A federal judge on Tuesday upheld a gay judge's ruling that struck down California's same-sex marriage ban, saying his fellow jurist was under no obligation to disqualify himself simply because he was in a long-term relationship with another man.
In a 19-page decision responding [Read ruling .pdf] to the first attempt in the nation to disqualify a judge because of his sexual orientation, Chief U.S. District Judge James Ware said former Chief Judge Vaughn Walker had no obligation to divulge whether he wanted to marry his same-sex partner before he declared last year that the voter-approved marriage ban was unconstitutional.
"The presumption that Judge Walker, by virtue of being in a same-sex relationship, had a desire to be married that rendered him incapable of making an impartial decision, is as warrantless as the presumption that a female judge is incapable of being impartial in a case in which women seek legal relief," Ware wrote.

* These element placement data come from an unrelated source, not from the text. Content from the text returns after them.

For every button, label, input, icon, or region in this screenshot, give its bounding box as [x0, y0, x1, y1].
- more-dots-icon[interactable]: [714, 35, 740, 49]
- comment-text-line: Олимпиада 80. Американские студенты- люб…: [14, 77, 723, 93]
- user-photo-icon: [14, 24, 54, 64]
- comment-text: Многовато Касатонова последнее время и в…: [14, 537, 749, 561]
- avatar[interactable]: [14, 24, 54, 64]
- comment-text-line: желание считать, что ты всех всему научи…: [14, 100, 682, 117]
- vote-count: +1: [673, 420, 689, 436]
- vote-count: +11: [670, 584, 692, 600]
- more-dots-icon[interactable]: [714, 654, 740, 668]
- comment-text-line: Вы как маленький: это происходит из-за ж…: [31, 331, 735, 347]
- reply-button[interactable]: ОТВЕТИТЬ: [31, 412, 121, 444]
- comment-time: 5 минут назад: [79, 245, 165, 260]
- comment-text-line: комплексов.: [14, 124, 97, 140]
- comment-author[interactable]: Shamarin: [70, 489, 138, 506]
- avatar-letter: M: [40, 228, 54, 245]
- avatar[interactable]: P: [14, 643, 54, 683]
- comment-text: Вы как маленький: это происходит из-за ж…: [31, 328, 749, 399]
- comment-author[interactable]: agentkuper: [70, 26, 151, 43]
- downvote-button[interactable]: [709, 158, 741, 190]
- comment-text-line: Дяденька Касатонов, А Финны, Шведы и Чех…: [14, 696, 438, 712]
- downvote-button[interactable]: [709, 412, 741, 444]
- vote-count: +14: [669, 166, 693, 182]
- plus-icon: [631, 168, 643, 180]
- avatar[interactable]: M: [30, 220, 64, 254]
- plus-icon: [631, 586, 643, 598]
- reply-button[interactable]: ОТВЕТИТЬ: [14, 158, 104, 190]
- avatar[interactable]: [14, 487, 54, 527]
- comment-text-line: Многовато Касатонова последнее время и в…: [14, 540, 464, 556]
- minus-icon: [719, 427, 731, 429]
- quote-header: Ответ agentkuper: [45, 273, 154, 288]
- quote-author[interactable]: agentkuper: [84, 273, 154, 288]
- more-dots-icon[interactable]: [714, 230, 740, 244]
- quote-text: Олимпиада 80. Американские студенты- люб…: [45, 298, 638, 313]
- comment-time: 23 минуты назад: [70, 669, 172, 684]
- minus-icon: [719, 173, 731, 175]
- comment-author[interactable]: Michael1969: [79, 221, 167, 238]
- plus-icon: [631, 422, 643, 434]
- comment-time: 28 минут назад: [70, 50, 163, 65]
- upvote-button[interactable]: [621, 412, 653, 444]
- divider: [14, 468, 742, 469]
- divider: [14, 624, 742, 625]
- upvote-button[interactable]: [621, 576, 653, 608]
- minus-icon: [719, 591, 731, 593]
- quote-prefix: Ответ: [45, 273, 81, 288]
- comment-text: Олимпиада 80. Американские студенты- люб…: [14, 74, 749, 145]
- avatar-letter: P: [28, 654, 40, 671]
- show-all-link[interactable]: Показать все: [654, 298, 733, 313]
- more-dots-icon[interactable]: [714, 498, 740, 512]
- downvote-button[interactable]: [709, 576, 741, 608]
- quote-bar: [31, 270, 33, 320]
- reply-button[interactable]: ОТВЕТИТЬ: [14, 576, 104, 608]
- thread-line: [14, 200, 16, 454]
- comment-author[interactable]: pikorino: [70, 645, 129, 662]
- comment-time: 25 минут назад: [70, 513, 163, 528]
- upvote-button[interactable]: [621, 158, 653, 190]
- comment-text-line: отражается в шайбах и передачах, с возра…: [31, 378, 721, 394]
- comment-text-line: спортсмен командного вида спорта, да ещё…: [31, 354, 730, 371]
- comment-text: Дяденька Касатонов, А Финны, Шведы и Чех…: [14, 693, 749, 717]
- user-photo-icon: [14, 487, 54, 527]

The ruling does not settle the legal fight over the same-sex marriage ban, which was contained in Proposition 8.
The 9th U.S. Circuit Court of Appeals is considering whether Walker properly concluded that denying gays and lesbians the right to marry violates their rights to due process and equal protection.
The court also is eyeing whether the conservative religious coalition that sponsored the 2008 ballot measure is legally entitled to appeal Walker's verdict.
Ware's opinion on Tuesday came in response to an April motion by coalition lawyers that sought to have Walker's ruling vacated on conflict of interest grounds.
Chad Griffin, president of the American Foundation for Equal Rights, the group that spearheaded the successful effort to overturn Proposition 8 in Walker's court, called Ware's decision to reject the challenge a precedent-setting victory that advances equal rights and treatment for all Americans.
"This bigoted and homophobic motion will prove to be a real low point in the struggle for equality and full civil rights for gay and lesbian people," Griffin said.
ProtectMarriage.com, which filed the challenge, said it would appeal and "continue our tireless efforts to defend the will of the people of California to preserve marriage as the union of a man and a woman."
In his ruling, Ware cited previous cases dealing with women and minority judges in concluding that his predecessor had acted appropriately.
"The sole fact that a federal judge shares the same circumstances or personal characteristics with other members of the general public, and that the judge could be affected by the outcome of a proceeding in the same way that other members of the general public would be affected, is not a basis for either recusal or disqualification," he wrote.
Lawyers for backers of the ban argued at a hearing Monday that Walker should have recused himself or disclosed his relationship because he and his partner stood to personally benefit if Proposition 8 were invalidated and same-sex unions were again legal in California.
Walker publicly revealed after he retired in February that he has had a relationship with a man for 10 years. Rumors that he was gay had circulated before and after he presided over the trial in early 2010.
Ware crisply rejected the idea that judges who are members of minority groups have more of a vested interest in the outcome of civil rights cases based on the U.S. Constitution than anyone else.
"We all have an equal stake in a case that challenges the constitutionality of a restriction on a fundamental right," Ware wrote. "The single characteristic that Judge Walker shares with the plaintiffs, albeit one that might not have been shared with the majority of Californians, gave him no greater interest in a proper decision on the merits than would exist for any other judge or citizen."
Many legal scholars had not expected Ware to overturn Walker's decision. They said having a judge's impartiality questioned because he is gay is new territory, but efforts to get female judges thrown off gender discrimination cases or Hispanic judges removed from immigration cases have failed.
Walker did not attend Monday's hearing on the matter and has declined to comment on the bias allegations.
Same-sex couples can legally marry in Connecticut, Iowa, Massachusetts, New Hampshire, Vermont and the District of Columbia.
Gay rights advocates in New York are hoping this week to make their state their sixth to recognize gay, lesbian and bisexual unions. Gov. Andrew Cuomo is pushing to get a gay marriage bill through the New York Legislature, and supporters said on Tuesday they are within one vote of securing its passage.